RuleSphere, which launched in 2001, has been a distributor of IBM/Telelogic products, and "came out of the DOORS [requirements management product] world," he said. "DOORs is the Cadillac of the industry, but we found companies just don't have the dollars necessary to fund those large installations like an aerospace company or a DoD company might. We also knew the world is moving rapidly toward software as a service, and around 2005 we started looking for partner to help us with SaaS … and a requirements management application. GatherSpace was first to market, and we have been working with them on the types of things [features] where they need to be competitive."

Wilson said they are using GatherSpace in their work to build requirements management systems from auditing work programs and compliance regulations. The GatherSpace requirements management application "is adequate for probably 80% of the companies out there," he said.

And while GatherSpace does target the agile development area, Wilson said a strength of the tool is that it can be used by any type of development shop, such as theirs, which is not agile, "and get great benefit out of it."

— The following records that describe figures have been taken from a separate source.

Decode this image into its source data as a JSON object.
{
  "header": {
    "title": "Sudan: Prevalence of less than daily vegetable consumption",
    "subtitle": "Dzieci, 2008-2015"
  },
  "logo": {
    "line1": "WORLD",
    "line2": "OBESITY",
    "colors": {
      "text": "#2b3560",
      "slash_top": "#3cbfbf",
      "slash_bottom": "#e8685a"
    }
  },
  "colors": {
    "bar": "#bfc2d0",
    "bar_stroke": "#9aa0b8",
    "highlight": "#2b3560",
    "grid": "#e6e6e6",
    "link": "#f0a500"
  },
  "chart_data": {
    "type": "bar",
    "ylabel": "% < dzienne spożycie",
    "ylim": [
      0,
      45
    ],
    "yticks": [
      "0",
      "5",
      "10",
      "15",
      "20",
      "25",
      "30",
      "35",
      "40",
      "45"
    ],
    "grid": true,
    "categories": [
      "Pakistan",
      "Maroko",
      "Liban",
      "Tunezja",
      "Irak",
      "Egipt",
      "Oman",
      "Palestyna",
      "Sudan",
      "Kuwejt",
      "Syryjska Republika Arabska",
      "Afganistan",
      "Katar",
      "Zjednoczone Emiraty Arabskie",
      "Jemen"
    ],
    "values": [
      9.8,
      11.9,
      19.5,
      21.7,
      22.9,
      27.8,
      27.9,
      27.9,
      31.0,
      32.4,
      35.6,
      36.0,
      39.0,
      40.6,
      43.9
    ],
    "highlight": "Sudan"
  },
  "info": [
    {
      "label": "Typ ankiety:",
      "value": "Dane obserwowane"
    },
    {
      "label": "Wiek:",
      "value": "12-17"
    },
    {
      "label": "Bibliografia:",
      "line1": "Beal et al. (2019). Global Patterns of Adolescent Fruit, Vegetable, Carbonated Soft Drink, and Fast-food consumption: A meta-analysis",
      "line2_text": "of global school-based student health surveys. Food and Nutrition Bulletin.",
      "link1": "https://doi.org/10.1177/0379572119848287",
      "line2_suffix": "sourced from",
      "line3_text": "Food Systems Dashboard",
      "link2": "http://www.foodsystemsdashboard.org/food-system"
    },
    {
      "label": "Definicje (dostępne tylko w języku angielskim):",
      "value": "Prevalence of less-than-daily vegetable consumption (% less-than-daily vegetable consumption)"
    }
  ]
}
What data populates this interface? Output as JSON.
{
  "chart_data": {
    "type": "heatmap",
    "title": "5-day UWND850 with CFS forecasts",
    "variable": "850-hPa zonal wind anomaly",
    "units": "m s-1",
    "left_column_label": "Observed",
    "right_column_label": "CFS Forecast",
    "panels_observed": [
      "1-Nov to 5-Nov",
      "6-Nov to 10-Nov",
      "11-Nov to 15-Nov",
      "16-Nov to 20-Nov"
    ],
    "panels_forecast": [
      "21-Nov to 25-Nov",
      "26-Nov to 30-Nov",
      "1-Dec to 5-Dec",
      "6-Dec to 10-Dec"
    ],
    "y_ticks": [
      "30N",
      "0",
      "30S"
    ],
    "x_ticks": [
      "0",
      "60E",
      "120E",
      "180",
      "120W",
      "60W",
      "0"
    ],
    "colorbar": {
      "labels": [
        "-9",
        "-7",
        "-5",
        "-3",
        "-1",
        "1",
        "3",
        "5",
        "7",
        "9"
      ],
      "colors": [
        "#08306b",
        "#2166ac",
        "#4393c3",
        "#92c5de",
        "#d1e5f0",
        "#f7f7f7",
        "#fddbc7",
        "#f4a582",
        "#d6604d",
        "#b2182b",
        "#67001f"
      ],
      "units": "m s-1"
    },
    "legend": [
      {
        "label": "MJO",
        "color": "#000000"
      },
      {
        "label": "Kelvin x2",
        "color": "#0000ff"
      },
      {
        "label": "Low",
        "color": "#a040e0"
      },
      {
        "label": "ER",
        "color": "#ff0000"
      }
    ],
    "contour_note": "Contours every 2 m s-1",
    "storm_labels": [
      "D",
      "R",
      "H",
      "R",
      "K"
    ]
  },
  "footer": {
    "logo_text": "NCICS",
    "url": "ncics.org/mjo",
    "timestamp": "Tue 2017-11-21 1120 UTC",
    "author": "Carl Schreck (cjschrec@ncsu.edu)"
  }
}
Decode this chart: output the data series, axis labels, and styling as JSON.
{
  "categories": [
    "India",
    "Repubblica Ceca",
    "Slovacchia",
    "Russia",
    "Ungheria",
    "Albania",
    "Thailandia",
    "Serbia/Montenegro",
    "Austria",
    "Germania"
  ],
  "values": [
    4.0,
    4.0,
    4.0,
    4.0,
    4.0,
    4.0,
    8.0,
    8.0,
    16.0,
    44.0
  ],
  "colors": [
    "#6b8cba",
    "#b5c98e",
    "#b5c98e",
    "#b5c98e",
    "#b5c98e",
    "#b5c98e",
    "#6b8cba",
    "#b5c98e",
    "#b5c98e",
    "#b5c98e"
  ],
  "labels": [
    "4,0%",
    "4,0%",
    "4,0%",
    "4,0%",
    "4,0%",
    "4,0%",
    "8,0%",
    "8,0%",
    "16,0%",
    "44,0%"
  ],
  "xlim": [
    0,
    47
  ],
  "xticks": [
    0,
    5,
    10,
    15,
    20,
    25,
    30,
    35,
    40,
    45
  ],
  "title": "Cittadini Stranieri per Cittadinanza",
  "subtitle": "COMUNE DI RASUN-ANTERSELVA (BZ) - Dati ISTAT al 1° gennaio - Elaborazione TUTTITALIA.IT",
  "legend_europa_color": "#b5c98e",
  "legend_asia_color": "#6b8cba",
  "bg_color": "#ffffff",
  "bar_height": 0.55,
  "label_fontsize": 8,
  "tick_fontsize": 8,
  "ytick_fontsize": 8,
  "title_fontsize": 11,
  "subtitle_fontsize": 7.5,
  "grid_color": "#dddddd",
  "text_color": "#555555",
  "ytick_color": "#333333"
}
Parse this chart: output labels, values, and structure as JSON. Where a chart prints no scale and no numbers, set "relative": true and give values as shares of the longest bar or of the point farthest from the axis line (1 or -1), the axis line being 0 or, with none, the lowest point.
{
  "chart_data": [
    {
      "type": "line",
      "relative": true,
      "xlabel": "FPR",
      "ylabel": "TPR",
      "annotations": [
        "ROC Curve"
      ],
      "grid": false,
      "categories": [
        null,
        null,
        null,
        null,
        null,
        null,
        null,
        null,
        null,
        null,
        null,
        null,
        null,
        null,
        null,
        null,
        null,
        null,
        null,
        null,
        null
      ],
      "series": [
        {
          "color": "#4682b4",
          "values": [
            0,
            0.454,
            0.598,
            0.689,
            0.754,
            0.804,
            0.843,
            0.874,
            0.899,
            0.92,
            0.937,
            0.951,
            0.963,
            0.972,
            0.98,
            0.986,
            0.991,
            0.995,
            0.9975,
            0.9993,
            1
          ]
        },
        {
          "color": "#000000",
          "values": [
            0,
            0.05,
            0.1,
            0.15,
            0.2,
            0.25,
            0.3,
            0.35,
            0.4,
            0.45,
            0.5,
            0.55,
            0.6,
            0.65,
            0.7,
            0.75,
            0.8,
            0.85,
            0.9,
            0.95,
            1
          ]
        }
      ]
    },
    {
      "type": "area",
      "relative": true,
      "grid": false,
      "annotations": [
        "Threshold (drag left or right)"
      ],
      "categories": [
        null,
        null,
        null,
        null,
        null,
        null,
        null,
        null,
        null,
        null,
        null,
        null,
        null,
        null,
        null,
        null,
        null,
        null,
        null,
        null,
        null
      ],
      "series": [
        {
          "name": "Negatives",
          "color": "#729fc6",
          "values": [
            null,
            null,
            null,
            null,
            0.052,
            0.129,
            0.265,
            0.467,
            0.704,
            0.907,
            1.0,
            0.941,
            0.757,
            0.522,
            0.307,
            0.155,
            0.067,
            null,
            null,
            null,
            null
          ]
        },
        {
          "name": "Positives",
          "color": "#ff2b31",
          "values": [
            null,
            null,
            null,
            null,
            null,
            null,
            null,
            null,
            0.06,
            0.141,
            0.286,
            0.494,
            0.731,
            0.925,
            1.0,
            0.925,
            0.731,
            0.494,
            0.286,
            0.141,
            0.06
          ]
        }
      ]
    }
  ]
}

GatherSpace 2.0 enables anyone on a project team to define business requirements. New features include the integration of agile best practices such as ranking requirements, iterations, and burn-down reporting. Version 2.0 also incorporates Adobe's Flash technology to generate dynamic, graphic-oriented use case scenarios. Also, this version enables the project owner to easily duplicate an entire project as well as the associated data so teams can quickly replicate similar features between projects. GatherSpace users can also import requirements written offline and export their requirements management space into XML or CSV.

Levy also said that like many vendors in the software development space, GatherSpace plans to round out its offering to encompass more of the ALM market, starting with a test case management product targeted for 2010, likely followed by task management.

Wilson said for the future his organization would like GatherSpace to add to its traceability capabilities with requirement to requirement traceability across systems. "But we don't need that right now," he said. "We're finding that the application is doing what it's reported to do; it's basically our workhorse."

GatherSpace 2.0 is available for an annual subscription of $20/user/month; and for $25/user/month for a six-month subscription, or $30/user/month for a three-month subscription.